Django-style Database Routers in SQLAlchemy

January 11, 2012 at 06:50 PM | Code, SQLAlchemy

Updated August, 2014 - the approach here really won't work very well if you are using transactions! See the notes inline.

As luck would have it, I'm currently assigned to work with some existing Django code. It's been quite a long time I've gone without needing to do so, but now that I'm there, I can start fleshing out how some of the use cases for Django can be approximated in SQLAlchemy.

Today it's something that's really quite simple - how to mimic the Multiple Databases example in Django's docs. The Django approach is to build a "router" object into the system which can then decide on a query-by-query basis which of several databases should be used for each query. For this, they provide an interface which includes db_for_read(), db_for_write(), allow_relation() and allow_syncdb(). In particular, db_for_read() and db_for_write() are used when emitting most SQL. These receive an argument called model, which the docs state is a "type", i.e. a class. Because the database determination is based on type, we call this in SQLAlchemy vertical partitioning - databases are partitioned along types.

The specific example here has the following behavior:

  1. Write operations occur on a database referred to as leader.
  2. Read operations are split among two different databases referred to as follower1 and follower2.
  3. Operations for a specific subset of classes denoted by myapp occur on a database referred to as other.

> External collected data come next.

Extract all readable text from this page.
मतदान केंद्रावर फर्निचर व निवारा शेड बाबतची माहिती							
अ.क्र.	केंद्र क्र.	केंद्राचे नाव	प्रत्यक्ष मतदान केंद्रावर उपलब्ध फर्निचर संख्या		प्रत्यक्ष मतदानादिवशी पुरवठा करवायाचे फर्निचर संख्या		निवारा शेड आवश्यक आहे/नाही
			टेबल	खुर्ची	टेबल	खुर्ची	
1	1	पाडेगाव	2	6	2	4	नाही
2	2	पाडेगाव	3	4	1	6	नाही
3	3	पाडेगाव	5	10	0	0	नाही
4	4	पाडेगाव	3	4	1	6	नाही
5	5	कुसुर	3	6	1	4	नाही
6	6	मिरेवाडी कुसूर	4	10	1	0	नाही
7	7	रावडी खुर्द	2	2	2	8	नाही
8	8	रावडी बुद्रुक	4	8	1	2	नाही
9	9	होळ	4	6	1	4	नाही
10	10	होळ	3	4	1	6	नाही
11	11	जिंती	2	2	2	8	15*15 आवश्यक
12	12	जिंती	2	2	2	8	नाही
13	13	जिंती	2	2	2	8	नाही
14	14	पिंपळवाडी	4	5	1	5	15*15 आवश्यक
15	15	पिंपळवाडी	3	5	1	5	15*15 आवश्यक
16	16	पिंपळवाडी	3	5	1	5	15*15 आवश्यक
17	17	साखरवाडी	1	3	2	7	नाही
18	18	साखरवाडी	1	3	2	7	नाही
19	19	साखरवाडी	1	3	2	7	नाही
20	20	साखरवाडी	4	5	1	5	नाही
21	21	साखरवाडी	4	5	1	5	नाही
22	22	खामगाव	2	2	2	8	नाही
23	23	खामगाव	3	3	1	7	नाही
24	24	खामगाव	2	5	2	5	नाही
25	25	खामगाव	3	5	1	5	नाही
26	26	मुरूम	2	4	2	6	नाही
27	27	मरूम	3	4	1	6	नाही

When using SQLAlchemy, we of course don't have the concept of "apps" as a delineating factor between different types. So we'll use the old fashioned approach and just use the type itself, that is, what hierarchy it inherits from, to determine which subsystem of the application it heralds from.

The SQLAlchemy Session makes all decisions about what Engine to use within the get_bind() method. This method is given pretty much the same information that db_for_read() and db_for_write() receive, where a Mapper is passed in, if available, and we can also check if the operation is a "write" just by checking if the Session is flushing.

Imports

We'll build up our example in the usual way, as a full script broken out. First the imports:

from sqlalchemy import Column, Integer, String, MetaData, create_engine
from sqlalchemy.orm import scoped_session, sessionmaker, Session
from sqlalchemy.ext.declarative import declarative_base
import random
import shutil

Engine Registry

Then, some Engine instances. Note that, unlike Django, SQLAlchemy is not a framework, and doesn't have a settings.py file or an existing registry of engines. Assuming we can decide on a decent place to put our own registry, we just stick them in a dict:

engines = {
    'leader': create_engine('sqlite:///leader.db',
                            logging_name='leader'),
    'other': create_engine('sqlite:///other.db',
                            logging_name='other'),
    'follower1': create_engine('sqlite:///follower1.db',
                            logging_name='follower1'),
    'follower2': create_engine('sqlite:///follower2.db',
                            logging_name='follower2'),
    }

The example here uses SQLite databases, so that it's quick and easy to actually run the script. However, as I'm not familiar with replication functionality in SQLite, we'll have to "fake" the part where "leader" replicates to "follower", just for the sake of example.

Routing

Next comes our implementation of get_bind(). We're building into a more open-ended space here, which can good or bad thing, depending on where you're coming from. Instead of building two "router" classes with two db routing methods each, we just need to make one method with some conditionals:

class RoutingSession(Session):

    def get_bind(self, mapper=None, clause=None):
        if mapper and issubclass(mapper.class_, OtherBase):
            return engines['other']
        elif self._flushing:
            return engines['leader']
        else:
            return engines[
                    random.choice(['follower1', 'follower2'])
                ]

So above, we use a three-state conditional to make exactly those same choices the Django example does. When we want to detect the classes destined for the "other" engine, we look for a particular base class called OtherBase. We could just as easily do other kinds of checks here, such as checking for a particular attribute on the class.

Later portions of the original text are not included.